Have you ever walked into a restaurant, ordered a hamburger and was asked, “How would you like it done?”
My answer always is, “well-done,” or “medium well-done.”
Someone else in the food industry has also been thinking about the willingness of restaurants to cook ground beef as customers like, despite the tie to E. coli O157:H7, other types of E. coli and Salmonella. A few months ago, Dr. Jay Wenther, executive director of the American Association of Meat Processors, attended a meeting of the Conference on Food Protection (CFP). This organization consists of industry representatives, government regulators, university professors and consumer organizations. It makes recommendations about ways to improve food safety. While CFP doesn’t make food-safety laws, it wields significant influence about laws and regulations, including the Food and Drug Administration’s Food Code, which sets regs for foodservice and the retail food industry.
Pressing for food safety
Wenther and AAMP attended the meeting with the idea of getting CFP to require restaurants and foodservice to safely prepare ground beef. He asked CFP to amend the FDA Food Code by not allowing foodservice and restaurants to serve undercooked ground beef, blade-tenderized or moisture-enhanced steaks to consumers.
The change would require restaurants to cook these items to at least 160° F to ensure it’s been properly cooked to eliminate the chances of E. coli O157:H7 poisoning. Wenther asks if E. coli O157:H7 has been considered a dangerous pathogen by the US Dept. of Agriculture’s Food Safety and Inspection Service, why doesn’t FDA control the way ground-beef products are cooked at the restaurant level?
During a short discussion about the issue, one CFP member said a mandated cooking standard would deter the meat industry from controlling E. coli O157:H7 at the meat-processing level.
“For years, any question about the safety of ground beef and E. coli goes back to the meat processors, especially the small meat processors, but also the large ones.

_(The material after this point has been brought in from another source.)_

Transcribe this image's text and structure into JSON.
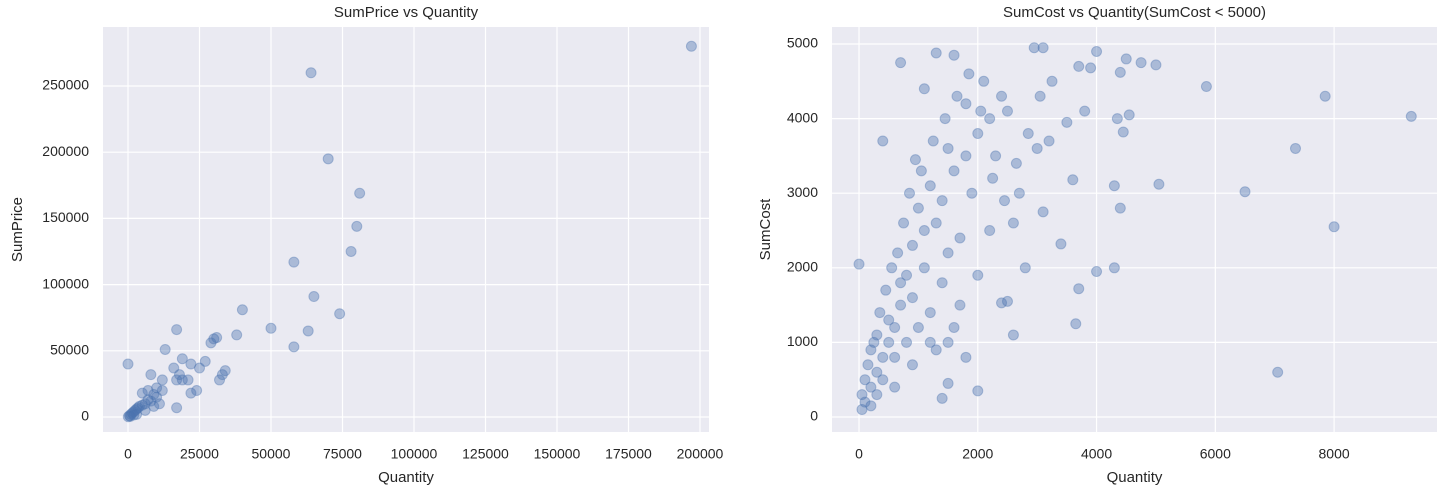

The feeling is meat processors are responsible for everything, and people further down the line, including foodservice and restaurants, are not,” he said.

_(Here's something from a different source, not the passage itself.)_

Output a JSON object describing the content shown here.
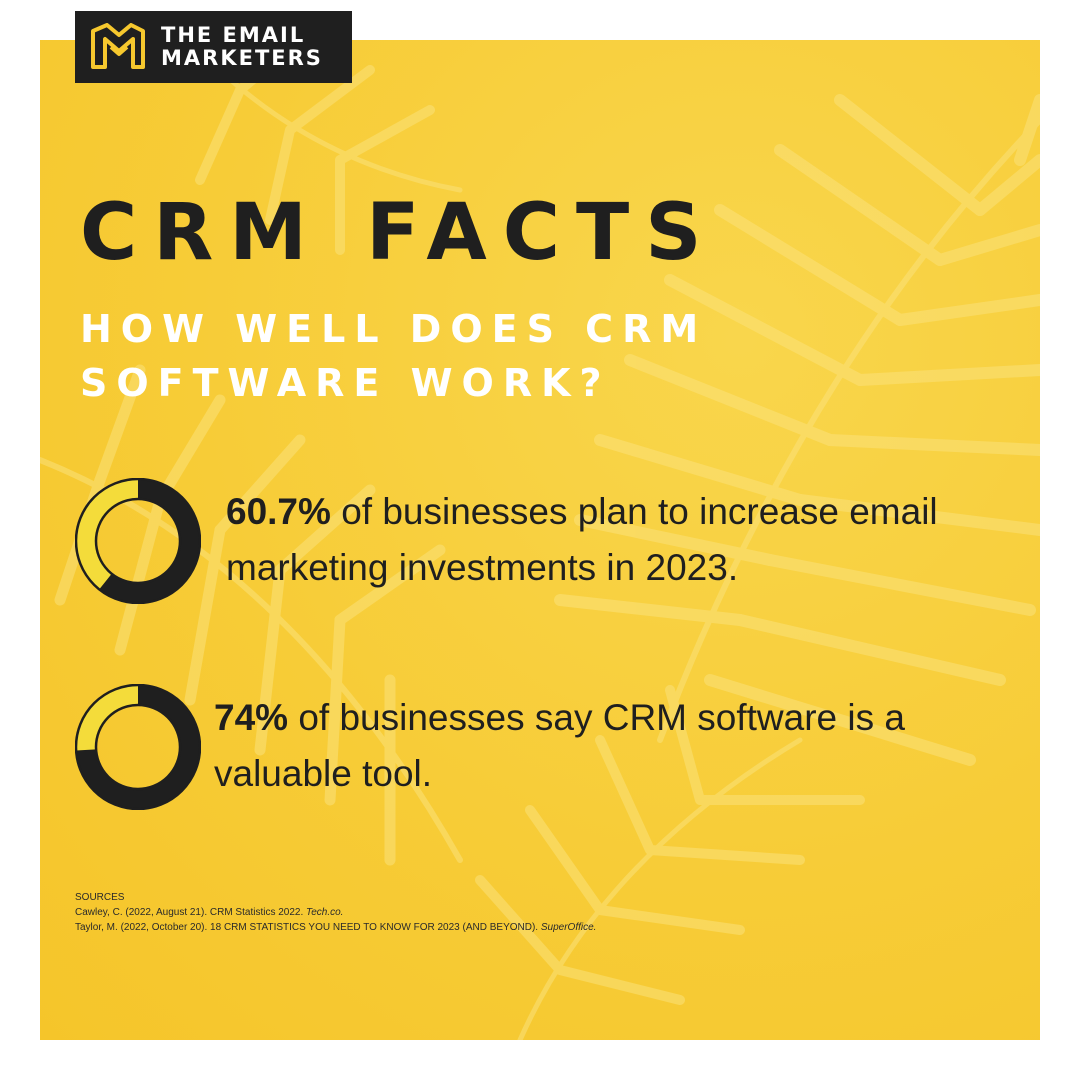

Another CFP member said mandating cooking would be “another infringement” into consumers’ lives, and taking away the right of consumers to make their own decisions when ordering beef to eat.
The CFP decided almost unanimously to take no action on AAMP’s proposal, saying it was “impractical for implementation.” Wenther was very disappointed by the decision.
“In AAMP’s opinion, the CFP committee failed to fulfill its objective when presented with a logical proposal to both promote food safety and protect the consumer,” he said. “Also, we thought this would be a good way to change the mindset of the consumer, making them aware of the dangers of eating undercooked ground beef. We also thought if we could change the mindset of consumers, if they couldn’t order undercooked ground beef in restaurants, they would take this knowledge home with them, maybe start using a meat thermometer, and cook ground beef products at home to at least 160° F.”
There’s a reason restaurants can get away with undercooking ground beef for their customers. Restaurants are allowed to serve undercooked ground-beef patties because they put “consumer advisory” statements on their menus. The statements inform customers that certain foods pose a health risk if they are undercooked, because the foods are not processed to eliminate pathogens. Food establishments like restaurants must post this consumer advisory on their menu if they serve raw or undercooked foods of animal origin, or unpasteurized fruit or vegetable juices.
“Restaurants have the warning label to hide behind,” Wenther says. “One-hundred percent of the blame winds up on the meat processor.
“I was optimistic CFP would go for this,” Wenther adds. “We’ve been under HACCP for more than 10 years. Especially with the new FSIS policy on the six E. coli adulterants, we thought there was an increasing concern about the safety of food, especially further down the line beyond the food processors. After all, HACCP is being extended into those areas,” he says.
There’s an irony in this issue. On children’s menus in restaurants, these kinds of products must be fully cooked – there is no choice. But there is a choice on some adult menus. What’s the difference? Is the health of children more important than that of adults? Adults are no more immune from the effects of E. coli than children are.
Bernard Shire is M&P’s Washington correspondent based in Lancaster, Pa. Shire also works as a food safety consultant and writer for Shire & Associates LLC.